Guy #1: "Dude, this guy in my gun club was telling me about his cousin's brother'snephew's roommate who could never get his bias-ply tires to take a balance. His Jeep went into death wobble and he lost control, hit a honey truck, and skidded through a plate glass window factory where he was decapitated."
Guy #2: "That's nothing. I heard from my ex-wife's Latin pool boy (whose salary I still pay, by the way), about this chick's Jeep with under-inflated radial tires. The front tires overheated, delaminated, and caused the Jeep to pole-vault over a busload of orphans and into an Acme TNT van. The ensuing explosion and fire contributed to global warming and directly resulted in the heat-stroke-related deaths of three polar bears."
Yes, truly the debate of radial versus bias-ply tires has had its various opponents and proponents over the years. Are the sidewalls of radial tires no better than paper or cardboard on the trails? Does a puppy die every time you mount a bias-ply tire on anything but a tractor? Who can really say for sure. But here's the Jp staff's take on the subject.
I'm a realist. I don't expect my tax accountant to wash my car for me. That's not what I pay her to do. So why should I expect a glass-smooth street ride out of a gnarly set of off-road tires? I bought 'em to work really well in the dirt and to survive in the rocks. Conversely, I'd never pull the Michelin street radials off my wife's SUV and mount 'em on my flattie before heading to Johnson Valley. Unfortunately, some don't see things in the same shades of black and white as I do.

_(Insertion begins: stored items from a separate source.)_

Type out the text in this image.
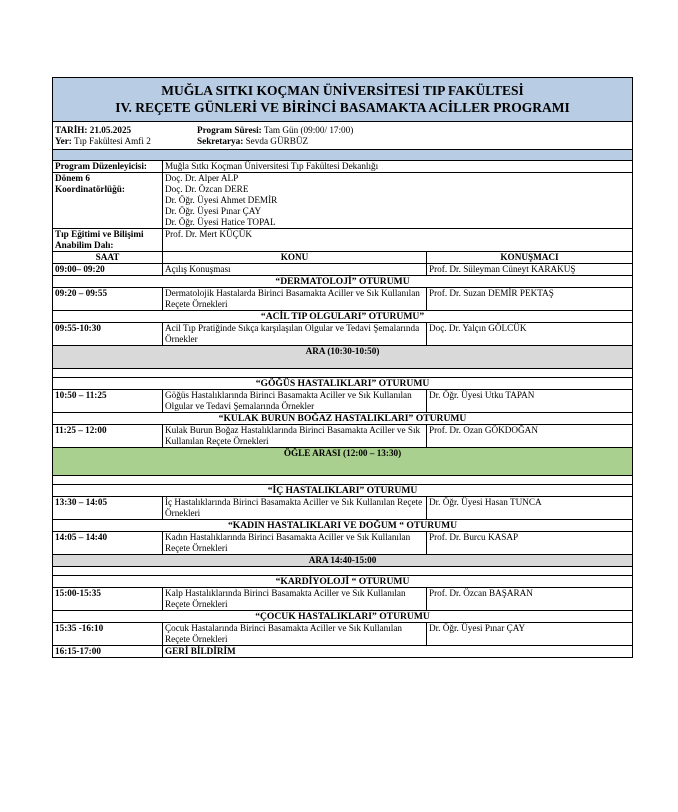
MUĞLA SITKI KOÇMAN ÜNİVERSİTESİ TIP FAKÜLTESİ
IV. REÇETE GÜNLERİ VE BİRİNCİ BASAMAKTA ACİLLER PROGRAMI		

TARİH: 21.05.2025 Program Süresi: Tam Gün (09:00/ 17:00)
Yer: Tıp Fakültesi Amfi 2 Sekretarya: Sevda GÜRBÜZ		

Program Düzenleyicisi:	Muğla Sıtkı Koçman Üniversitesi Tıp Fakültesi Dekanlığı	
Dönem 6 Koordinatörlüğü:	Doç. Dr. Alper ALP
Doç. Dr. Özcan DERE
Dr. Öğr. Üyesi Ahmet DEMİR
Dr. Öğr. Üyesi Pınar ÇAY
Dr. Öğr. Üyesi Hatice TOPAL	

Tıp Eğitimi ve Bilişimi Anabilim Dalı:	Prof. Dr. Mert KÜÇÜK	
SAAT	KONU	KONUŞMACI
09:00– 09:20	Açılış Konuşması	Prof. Dr. Süleyman Cüneyt KARAKUŞ
“DERMATOLOJİ” OTURUMU		
09:20 – 09:55	Dermatolojik Hastalarda Birinci Basamakta Aciller ve Sık Kullanılan Reçete Örnekleri	Prof. Dr. Suzan DEMİR PEKTAŞ
“ACİL TIP OLGULARI” OTURUMU”		
09:55-10:30	Acil Tıp Pratiğinde Sıkça karşılaşılan Olgular ve Tedavi Şemalarında Örnekler	Doç. Dr. Yalçın GÖLCÜK
ARA (10:30-10:50)		

“GÖĞÜS HASTALIKLARI” OTURUMU		
10:50 – 11:25	Göğüs Hastalıklarında Birinci Basamakta Aciller ve Sık Kullanılan Olgular ve Tedavi Şemalarında Örnekler	Dr. Öğr. Üyesi Utku TAPAN
“KULAK BURUN BOĞAZ HASTALIKLARI” OTURUMU		
11:25 – 12:00	Kulak Burun Boğaz Hastalıklarında Birinci Basamakta Aciller ve Sık Kullanılan Reçete Örnekleri	Prof. Dr. Ozan GÖKDOĞAN
ÖĞLE ARASI (12:00 – 13:30)		

“İÇ HASTALIKLARI” OTURUMU		
13:30 – 14:05	İç Hastalıklarında Birinci Basamakta Aciller ve Sık Kullanılan Reçete Örnekleri	Dr. Öğr. Üyesi Hasan TUNCA
“KADIN HASTALIKLARI VE DOĞUM “ OTURUMU		
14:05 – 14:40	Kadın Hastalıklarında Birinci Basamakta Aciller ve Sık Kullanılan Reçete Örnekleri	Prof. Dr. Burcu KASAP
ARA 14:40-15:00		

“KARDİYOLOJİ “ OTURUMU		
15:00-15:35	Kalp Hastalıklarında Birinci Basamakta Aciller ve Sık Kullanılan Reçete Örnekleri	Prof. Dr. Özcan BAŞARAN
“ÇOCUK HASTALIKLARI” OTURUMU		
15:35 -16:10	Çocuk Hastalarında Birinci Basamakta Aciller ve Sık Kullanılan Reçete Örnekleri	Dr. Öğr. Üyesi Pınar ÇAY
16:15-17:00	GERİ BİLDİRİM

I like bias-ply tires. I don't care that they flat-spot after sitting overnight or that they may wear a bit unevenly. It's okay to me that if I do take the effort to have them balanced it may take as much as a pound or more of wheel weights per-tire to get the job done. Their hammer-tough carcass and brutal traction is all I ask in return. Historically, bias tires haven't been known for their long street life. I did put over 20,000 miles on a set of Swamper Boggers and still had almost half the left on them when I took them off. I consider that a fluke, though. It must've been the Perfect Storm of tire survival rolled into one absurdly remarkable scenario. Lately I've been running a set of small Swamper LTB tires on a Wrangler and their fast and uneven tread wear has restored my faith in the world order. Bias tires are largely old-school tires. Not a lot of new technology and effort seems to be lavished upon their design and manufacturing, but they are as tough and unsophisticated as a Boston dock worker.
Radial tires, on the other hand, seem to offer the best of both worlds nowadays. In the past if you ran a radial tire you could expect smooth on-road manners (for the most part), but you also expected the sidewalls to be ridiculously susceptible to puncture and tearing on the trail. That's not exactly so anymore. Tire manufacturers are developing tighter sidewall weaves and have in some cases introduced bulletproof materials like Kevlar to bolster a radial's survivability. The end result is a tire that is manufactured to tight tolerances (meaning it's actually round instead of lumpy and oval), has consistent material distribution through the carcass (meaning it's balanced and requires less weight on the rims), and wears longer without giving up traction (meaning the materials in the rubber blends are more advanced). I think ten years ago I would've clearly chosen bias-ply tires for their crazy off-road attributes, but today the radials are just too good. As long as they're available in the size I want to run, make mine a radial.